Parking lots are parking lots because they require low CapEx, almost no OpEx. You buy some abandoned land, raze it, asphalt it, charge $30 a day per space (at let's say 75 spaces), tow the rest (at the driver's expense). You're pulling in a little under $67k/month. Wait for a commercial developer to come buy and take it off your hands for 3x its value.
You know how much it costs to dig up the ground, install power lines, a box, then bury footings, bolt in legs, install panels, etc, 9+ feet high? For a whole parking lot? $300k-500k, minimum (that's how much it costs just to install a small fleet of EV chargers btw, that's not doing major construction over an area the size of half a football field).
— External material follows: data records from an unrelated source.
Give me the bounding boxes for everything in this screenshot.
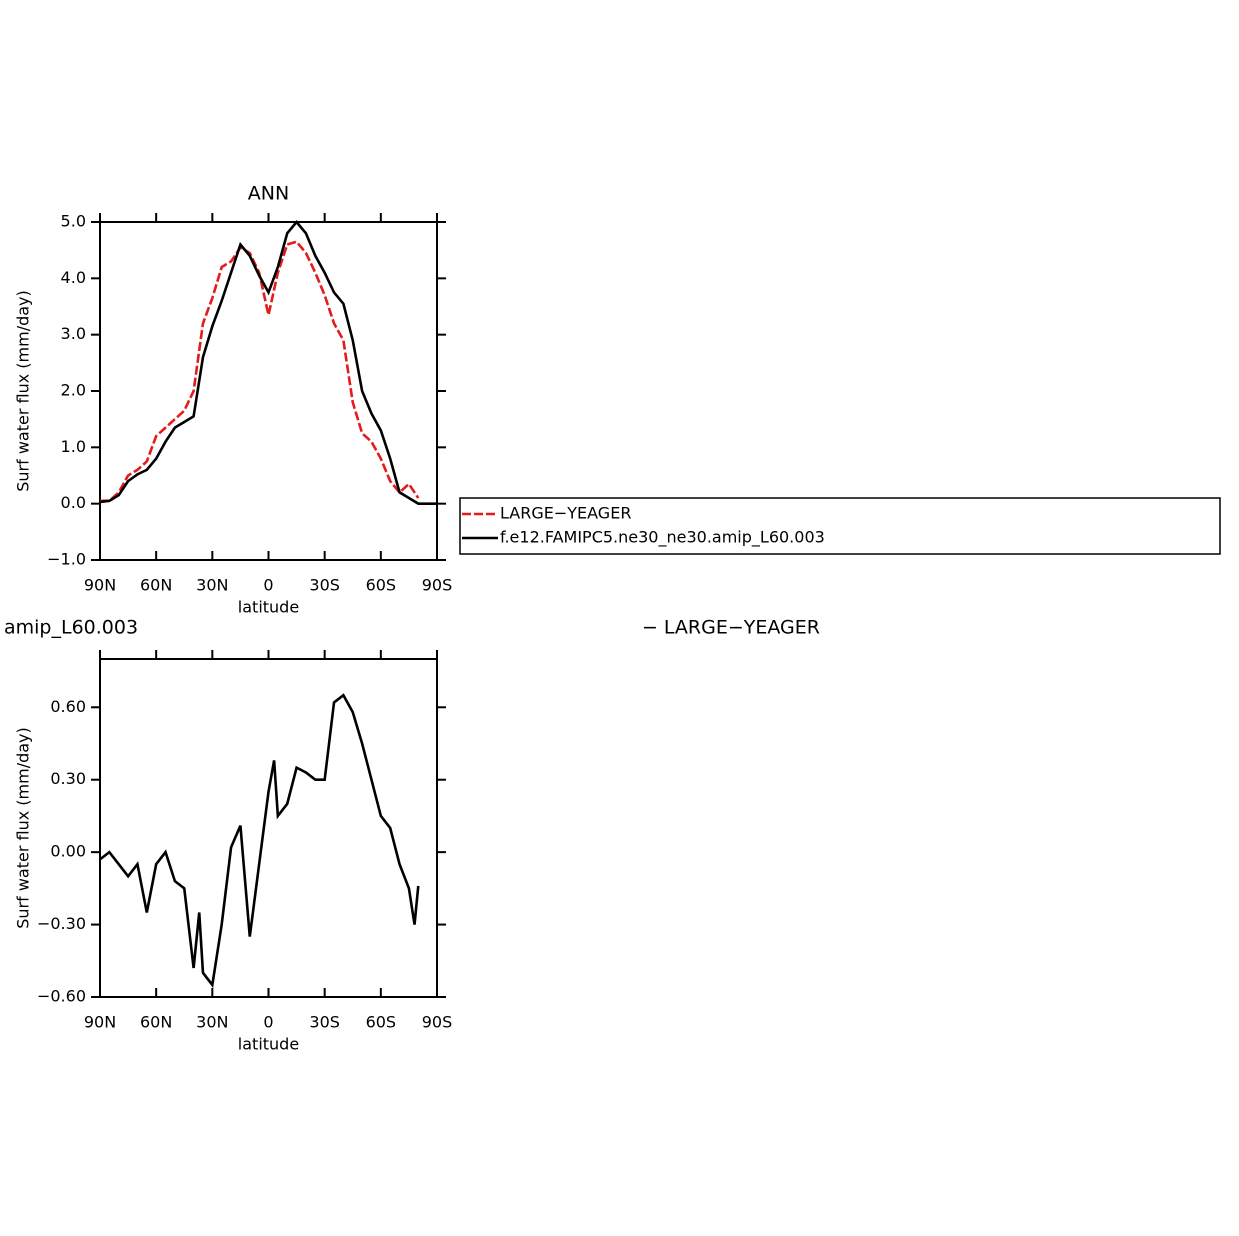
x-tick-label: 90S xyxy=(422,1013,453,1032)
y-tick-label: −0.60 xyxy=(37,987,86,1006)
y-axis-label: Surf water flux (mm/day) xyxy=(14,727,33,929)
y-tick-label: 0.30 xyxy=(50,769,86,788)
x-tick-label: 90N xyxy=(84,576,116,595)
y-tick-label: 0.60 xyxy=(50,697,86,716)
x-tick-label: 30S xyxy=(309,1013,340,1032)
x-tick-label: 30S xyxy=(309,576,340,595)
y-tick-label: 0.0 xyxy=(61,493,86,512)
y-tick-label: 3.0 xyxy=(61,324,86,343)
x-tick-label: 60N xyxy=(140,576,172,595)
legend-label: LARGE−YEAGER xyxy=(500,504,631,523)
x-tick-label: 0 xyxy=(263,1013,273,1032)
x-axis-label: latitude xyxy=(238,1035,299,1054)
y-tick-label: 1.0 xyxy=(61,437,86,456)
data-line xyxy=(99,693,420,989)
left-title: amip_L60.003 xyxy=(4,617,138,639)
legend: LARGE−YEAGER f.e12.FAMIPC5.ne30_ne30.amip… xyxy=(459,497,1221,555)
x-tick-label: 90N xyxy=(84,1013,116,1032)
y-tick-label: 2.0 xyxy=(61,381,86,400)
x-axis-label: latitude xyxy=(238,598,299,617)
right-title: − LARGE−YEAGER xyxy=(642,617,820,639)
x-tick-label: 90S xyxy=(422,576,453,595)
y-tick-label: 5.0 xyxy=(61,212,86,231)
chart-title: ANN xyxy=(248,183,289,205)
y-tick-label: 4.0 xyxy=(61,268,86,287)
data-line xyxy=(99,219,437,505)
y-tick-label: −1.0 xyxy=(47,550,86,569)
y-tick-label: −0.30 xyxy=(37,914,86,933)
x-tick-label: 0 xyxy=(263,576,273,595)
y-axis-label: Surf water flux (mm/day) xyxy=(14,290,33,492)
legend-label: f.e12.FAMIPC5.ne30_ne30.amip_L60.003 xyxy=(500,528,825,548)
x-tick-label: 60S xyxy=(366,576,397,595)
x-tick-label: 30N xyxy=(196,576,228,595)
data-line xyxy=(100,240,420,503)
plot-frame xyxy=(99,658,438,998)
y-tick-label: 0.00 xyxy=(50,842,86,861)
legend-box xyxy=(459,497,1221,555)
x-tick-label: 60N xyxy=(140,1013,172,1032)
x-tick-label: 60S xyxy=(366,1013,397,1032)
plot-frame xyxy=(99,221,438,561)
x-tick-label: 30N xyxy=(196,1013,228,1032)
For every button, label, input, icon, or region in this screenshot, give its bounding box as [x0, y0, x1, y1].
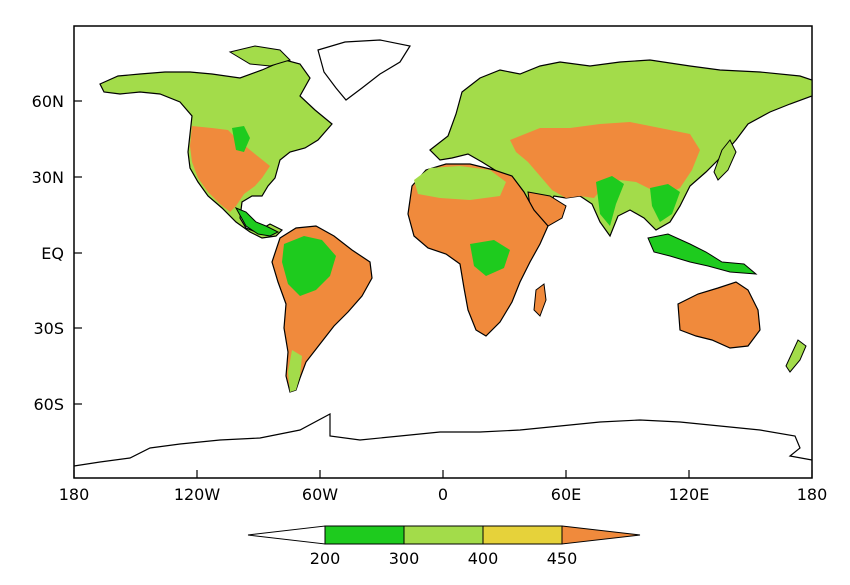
lat-label-30s: 30S [33, 319, 64, 338]
africa-wet [470, 240, 510, 276]
north-america-wet [232, 126, 250, 152]
australia [677, 281, 761, 349]
lat-label-30n: 30N [32, 168, 64, 187]
colorbar-bin-0 [247, 525, 326, 545]
southeast-asia [647, 233, 758, 275]
colorbar-bin-3 [482, 525, 563, 545]
japan [713, 139, 737, 181]
colorbar-label-450: 450 [547, 549, 578, 568]
south-america-south [288, 350, 302, 392]
lon-label-120e: 120E [669, 485, 710, 504]
new-zealand [785, 339, 807, 373]
south-america-wet [282, 236, 336, 296]
colorbar-label-200: 200 [310, 549, 341, 568]
colorbar-label-300: 300 [389, 549, 420, 568]
lon-label-180e: 180 [797, 485, 828, 504]
east-asia-wet [650, 184, 680, 222]
arctic-islands [228, 45, 291, 67]
antarctica [73, 413, 813, 467]
greenland [317, 39, 411, 101]
colorbar: 200 300 400 450 [247, 525, 641, 568]
colorbar-bin-2 [403, 525, 484, 545]
africa-mid [414, 166, 506, 200]
lon-label-180w: 180 [59, 485, 90, 504]
lat-label-60n: 60N [32, 92, 64, 111]
lon-label-60w: 60W [302, 485, 338, 504]
lon-axis: 180 120W 60W 0 60E 120E 180 [59, 470, 828, 504]
lat-axis: 60N 30N EQ 30S 60S [32, 92, 82, 414]
colorbar-label-400: 400 [468, 549, 499, 568]
north-america-dry [190, 126, 270, 212]
lon-label-120w: 120W [174, 485, 221, 504]
lat-label-eq: EQ [41, 244, 64, 263]
colorbar-bin-4 [561, 525, 641, 545]
continents [73, 39, 813, 467]
eurasia-dry [510, 122, 700, 198]
lat-label-60s: 60S [33, 395, 64, 414]
lon-label-60e: 60E [551, 485, 581, 504]
central-america [234, 207, 280, 237]
colorbar-bin-1 [324, 525, 405, 545]
lon-label-0: 0 [438, 485, 448, 504]
madagascar [533, 283, 547, 317]
eurasia-wet [596, 176, 624, 226]
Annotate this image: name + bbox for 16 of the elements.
How much you gonna make off these panels? A 200kW panel array generates about 480MWh/yr, which at 1MW/$40 comes out to about $19,200/year in SREC credits. PA energy price is $0.18/KWh, so 480MW is $24/hr. But you're making 80% efficiency and it's not sunny all day all year, so at even 50% usage, that's $24,960/year. Almost a third of what the parking lot makes a month. Before we talk paying back installation costs, assuming your net metering deal is perfect.
It would be cheaper to build a multi-story garage, where you'd make WAY more money.
You're dismissing the possibility of free EV charging attracting shoppers. Step 1 is getting people to visit your store, step 2 is getting them to buy something, and step 3 is getting them to come again. Step 1 & 3 would immediately get noticed by the corporate bean counters. The real problem I think is the up-front costs of the installation.